The slow, rootsy “Stand” was a new direction for Poison. After some adjustments by Michaels, the song became a cornerstone of 1993’s Native Tongue, despite its admittedly disappointing level of success. Kotzen also brought “Until You Suffer Some (Fire & Ice),” “Body Talk” and “7 Days Over You” to the table during sessions in which 15 tracks were credited to all four members.
“When I look at Richie, I know that he’s really into what he’s doing, that he believes in the music he’s playing,” Michaels once said of the tour in support of Native Tongue. “When I look over at him onstage, I don’t think I’ll ever look over and think, ‘Jesus Christ, he’s not competent enough to play that.’ Richie likes to have a few drinks and whatnot, but I know he ain’t gonna come onstage at one of our biggest shows so coked out of his brain that he can’t play three chords.”
The honeymoon period, however, would not last. Native Tongue charted at No. 16, supported by the release of “Stand” as the lead single. “Until You Suffer Some (Fire & Ice)” followed and then “Body Talk,” the only one of the three that could be said to carry the rock energy Poison was known for. Michaels noted fan-mail suggestions that Kotzen just didn’t fit in, and that he believed “Stand” was too different to have been launched first.
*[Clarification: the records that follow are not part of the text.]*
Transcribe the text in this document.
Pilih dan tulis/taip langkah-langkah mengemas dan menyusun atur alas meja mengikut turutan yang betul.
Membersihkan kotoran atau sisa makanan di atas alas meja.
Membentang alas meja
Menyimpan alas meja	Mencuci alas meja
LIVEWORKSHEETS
As the new version of Poison failed to connect, Kotzen reportedly became involved in an affair with Rockett’s girlfriend. It became clear he’d have to go – and some accounts suggest he was summarily fired by having his property thrown off the tour bus and being told to go with it.
“I never really got to know the guy,” Michaels told Kerrang! in late 1993, by which time Poison had jumped to Plan B and hired Saraceno. “The camaraderie was missing, and that’s very important for our band.” He recalled telling Kotzen: “I just spent the last two years of my life picking up the pieces of what happened with C.C., putting it into you and making an effort to make it work – but I never got that effort back.”
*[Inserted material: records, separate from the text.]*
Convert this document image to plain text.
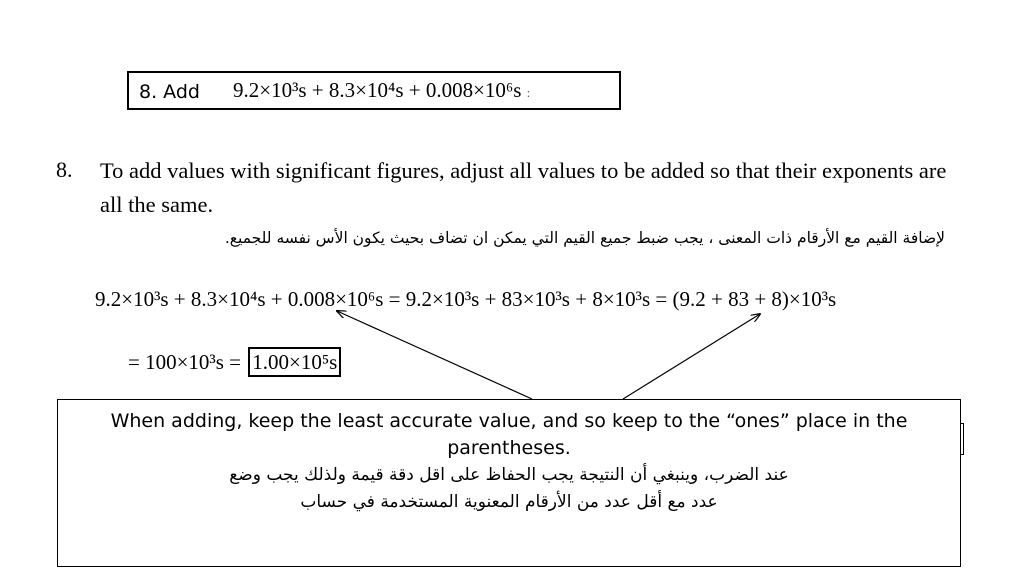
8. Add 9.2×10³s + 8.3×10⁴s + 0.008×10⁶s :
8. To add values with significant figures, adjust all values to be added so that their exponents are all the same.
لإضافة القيم مع الأرقام ذات المعنى ، يجب ضبط جميع القيم التي يمكن ان تضاف بحيث يكون الأس نفسه للجميع.
9.2×10³s + 8.3×10⁴s + 0.008×10⁶s = 9.2×10³s + 83×10³s + 8×10³s = (9.2 + 83 + 8)×10³s
= 100×10³s = 1.00×10⁵s
When adding, keep the least accurate value, and so keep to the “ones” place in the parentheses.
عند الضرب، وينبغي أن النتيجة يجب الحفاظ على اقل دقة قيمة ولذلك يجب وضع
عدد مع أقل عدد من الأرقام المعنوية المستخدمة في حساب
Michaels felt “we made a great record, that he was a great guitar player, but he had to admit he never quite put that effort out. I was pissed off because we had exposed our fans to what I wanted to be the band for the rest of our career. With Poison, it’s an attitude – you’ve gotta go onstage and really feel it. … But I’ll never forget something I read Ozzy [Osbourne] say in an interview. He was talking about the fact that you have highs and you have lows, but you just keep on going. And that’s it.”
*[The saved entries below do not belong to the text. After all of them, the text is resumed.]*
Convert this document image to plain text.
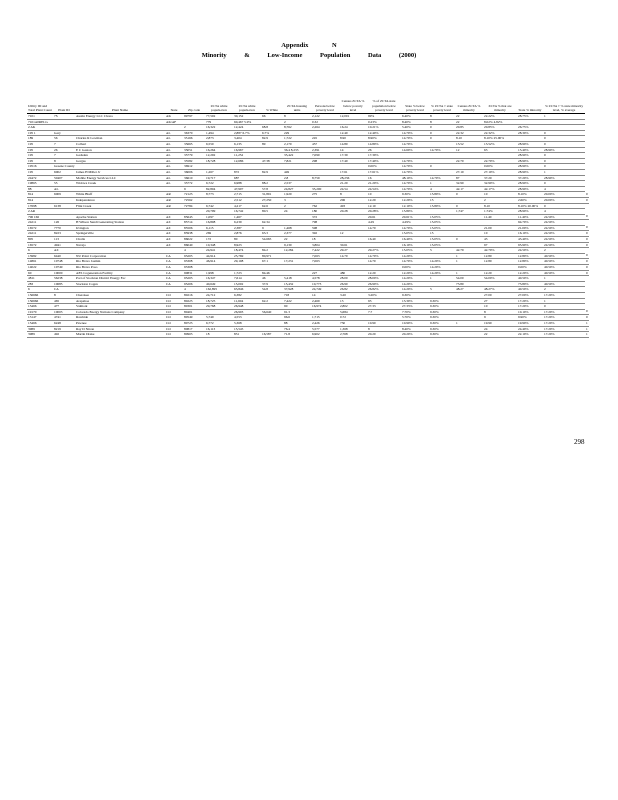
Appendix	N
Minority	&	Low-Income	Population	Data	(2000)
Utility ID and Total Plant Count	Plant ID	Plant Name	State	Zip code	ZCTA white popula-tion	ZCTA white popula-tion	% White	ZCTA housing units	Persons below poverty level	Census ZCTA % below poverty level	% of ZCTA state population below poverty level	State % below poverty level	% ZCTA > state poverty level	Census ZCTA % minority	ZCTA % that are minority	State % minority	% ZCTA > % state minority level, % average	
7101	7S	Austin Energy LLC Cbona	AK	99797	77,502	30,152	66	8	2,122	12,001	99%	6.40%	8	22	22.22%	28.75%	1	
7101A0RELG			AK/AF		779	60,467 5.9%		2	0.32		0.23%	8.40%	8	22	8.02% 4.82%			
2 AK				2	16,322	12,424	68.8	8,762	2,264	16.24	10.21%	5.40%	0	20.85	20.85%	26.75%		
195 1	Gary		AL	36370	1,494	2,887 6.7%	6.7%	229		12.40	12.40%	14.70%	0	22.32	22.32%	28.30%	0	
189	56	Charles R Lowman	AL	35166	2,873	3,404	82.9	1,722	245	8.90	8.90%	14.70%	0	8.10	8.10% 25.90%		0	
195	7	Colbert	AL	35665	6,550	6,135	89	2,170	457	14.80	14.80%	14.70%		13.52	13.52%	28.90%	0	
195	26	E C Gaston	AL	35051	16,264	16,967		36.4 8,233	2,391	14	26	14.60%	14.70%	12	63	15.40%	28.90%	
195	7	Gadsden	AL	35779	12,292	11,252		35,422	7,090	17.39	17.39%					28.90%	0	
195	8	Gorgas	AL	35582	18,728	12,686	47.38	7,821	298	17.40	17.40%	14.70%		22.70	22.70%	28.90%	0	
19516	Greene County		AL	36912							0.00%	14.70%	0		0.00%	28.90%	0	
195	6002	James H Miller Jr	AL	36006	1,267	872	82.9	449		17.61	17.61%	14.70%		27.10	27.10%	28.90%	1	
24472	50407	Mobile Energy Services LLC	AL	36610	19,717	687		2.8	8,759	28,236	16	48.10%	14.70%	87	37.20	37.20%	28.90%	
19865	55	Widows Creek	AL	35772	6,722	6,988	88.2	2,537		21.20	21.20%	14.70%	1	32.90	32.90%	28.90%	0	
88	AL			9	82,804	47,907	57.8	24,827	35,200	24.54	24.54%	14.70%	4	42.17	42.17%	28.90%	4	
814	6009	White Bluff	AR	72123	8,773	2,715	31,891	1,920	275	8	10	9.30%	15.80%	0	10	8.10%	20.00%	0
814		Independence	AR	72562		2,512	27,250	3		206	12.29	12.29%	15		2	2.60%	20.00%	0
17698	6138	Flint Creek	AR	72784	6,742	4,217	62.6	2	762	493	12.10	12.10%	15.80%	0	8.10	8.10% 20.00%	0	
2 AR					20,799	16,742	80.5	24	180	20.28	20.28%	15.80%		1,747	1.74%	28.90%	4	
796 166		Apache Station	AZ	85643	1,097	1,467			372		20.61	20.61%	15.05%		11.40	11.40%	24.50%	0
24211	126	H Wilson Sundt Generating Station	AZ	85714	16,808	6,239	62.34		798		4.29	4.29%	15.05%			94.70%	24.50%	
16572	7770	Irvington	AZ	85506	6,115	2,387	9	1,468	598		14.70	14.70%	15.05%		21.00	21.00%	24.50%	0
24211	8223	Springerville	AZ	85938	269	2,876	63.3	2,377	392	12		15.05%	15		10	16.10%	24.50%	0
805	113	Cholla	AZ	86022	172	80	54.665	22	18		16.40	16.40%	15.05%	0	43	43.40%	24.50%	0
16572	4941	Navajo	AZ	86040	10,348	8,923		9,130	3,804	30.61		16.10%	15.05%		97	95.90%	24.50%	0
6	AZ			4	24,941	18,474	84.2	12,284	7,422	29.27	29.27%	15.05%	5	42.79	42.79%	24.50%	2	
13982	6440	NU Point Corporation	CA	93203	44,914	25,769	80,971		7,063	14.70	14.70%	14.20%		1	12.80	12.80%	40.50%	0
14861	10748	Rio Bravo Jasmin	CA	93308	46,914	29,108	67.1	17,231	7,063		14.70	14.70%	14.20%	1	12.80	12.80%	40.50%	0
14022	10749	Rio Bravo Poso	CA	93308								0.00%	14.20%			0.00%	40.50%	0
60	10000	AES Cogeneration Facility	CA	90831	1,998	1,723	84.46		227	480	12.20	12.20%	14.20%	1	12.20	12.20%	40.50%	0
4811	56238	Port of Stockton District Energy Fac	CA	95203	16,347	7,614	46	5,418	4,578	28.00	28.00%	14.20%	1	54.00	54.00%	40.50%	1	
283	10685	Stockton Cogen	CA	95206	40,649	15,002	37.9	15,432	10,773	26.90	26.90%	14.20%		73.80		73.80%	40.50%	
6	CA			4	162,895	63,846	54.8	37,928	24,749	26.82	26.82%	14.20%	5	48.27	48.27%	40.50%	2	
156666	8	Cherokee	CO	80216	24,712	6,382		718	14	3.20	3.20%	9.30%			27.00	27.00%	17.20%	
156666	465	Arapahoe	CO	80223	18,725	11,604	62.2	7,422	2,469	13	93	13.30%	9.30%		27	17.20%	1	
15466	477	Valmont	CO	80301	29,768	26,948		90	16,974	2,802	27.33	27.33%	9.30%		10	17.20%	0	
19170	10003	Colorado Energy Nations Company	CO	80401		26,903	56,640	91.3		5,684	7.7	7.70%	9.30%		8	10.10%	17.20%	0
13147	4741	Rawhide	CO	80549	5,749	4,553		96.6	1,715	0.72		5.70%	9.30%		9	9.90%	17.20%	0
15466	6248	Pawnee	CO	80723	6,772	5,368		88	2,426	730	10.90	10.90%	9.30%	1	19.90	19.90%	17.20%	1
3989	8219	Ray D Nixon	CO	80817	16,113	15,545		76.4	5,577	1,368	8	8.40%	9.30%		24	24.40%	17.20%	1
3989	492	Martin Drake	CO	80903	18	831	16,587	71.8	6,902	2,768	20.20	20.20%	9.30%		22	22.10%	17.20%	1
298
Saraceno didn’t last either. Crack a Smile, the only LP he recorded with Poison, was shelved for several years. Soon DeVille was back in the ranks, while Kotzen returned to his solo career and did comfortably well. He said he sometimes listens to Native Tongue – and to “Stand” in particular – before adding: “It turned out to be a cool collaboration.”